The head of video-streaming service Netflix has foreshadowed the death of broadcast TV, claiming it will be fully obsolete by 2030.
Reed Hastings, the chief executive of Netflix made the comments earlier this week in Mexico City where he was discussing the service’s growth in the Lat Am region.
Speaking at an industry event in Mexico City, he said: ‘It’s kind of like the horse, you know, the horse was good until we had the car. The age of broadcast TV will probably last until 2030. Broadcast television will die off within the next 16 years, the CEO of Netflix has added.
Reed Hastings, whose streaming media firm boasts more than 53million users, declared that the continuous rise of on-demand content will cause traditional TV to become obsolete by 2030.
The businessman, who has an estimated net worth of $860million, was appearing at the event to discuss Nielsen’s plans to start measuring Netflix’s viewership next month – a novel proposal.
Earlier this year, Netflix announced plans to disrupt how movies make their official releases. In a move which ‘breaks the stranglehold that movie theaters have’ on film releases, it will debut the sequel to ‘Crouching Tiger, Hidden Dragon’ on the same day as it hits IMAX theaters.
To keep up with its progression and production of exclusive content, Netflix, co-founded by Mr Hastings and Marc Randolph in 1997, also announced a price hike of 1$ for new customers in May. The increase of $1 a month raised the cost of a subscription to $8.99 per month.
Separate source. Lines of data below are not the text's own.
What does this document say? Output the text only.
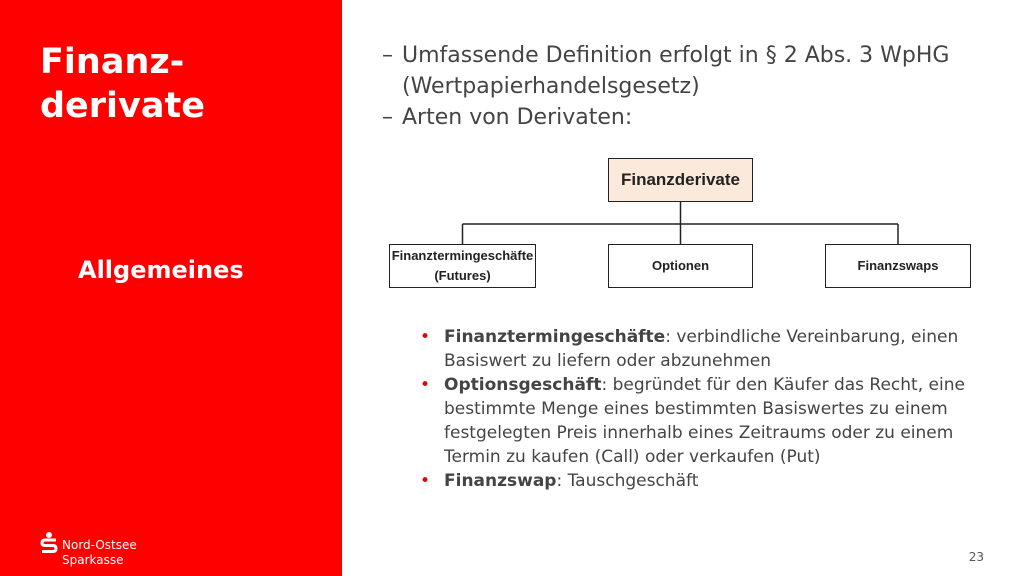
Finanz-
derivate
Allgemeines
Nord-Ostsee
Sparkasse
– Umfassende Definition erfolgt in § 2 Abs. 3 WpHG (Wertpapierhandelsgesetz)
– Arten von Derivaten:
Finanzderivate
Finanztermingeschäfte
(Futures)
Optionen	Finanzswaps
• Finanztermingeschäfte: verbindliche Vereinbarung, einen Basiswert zu liefern oder abzunehmen
• Optionsgeschäft: begründet für den Käufer das Recht, eine bestimmte Menge eines bestimmten Basiswertes zu einem festgelegten Preis innerhalb eines Zeitraums oder zu einem Termin zu kaufen (Call) oder verkaufen (Put)
• Finanzswap: Tauschgeschäft
23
Hastings also admitted there are big plans in the works for Lat Am: “It is one of the fastest growth areas in the world in terms of broadband households and Internet connectivity.”
The firm, which accounts for a third of all US traffic and largely responsible for the rise of on-demand content, could possibly be the service which deals the killer-blow to satellite TV.
Hastings has his eye on an international expansion too with New Zealand and Australia set to see Netflix launched in the coming months, he said: “We are trying to get to a place where it’s fully global and you can get anything, anywhere.”
With its impressive audience, rapid growth and exclusive content such as Orange Is The New Black, Netflix continues to transform how consumers watch TV shows and movies worldwide.
And with TV viewership having dropped 50 per cent between 2002 and 2012 in US, according to ”the Observer” magazine, Mr Hasting’s prediction could end up being correct.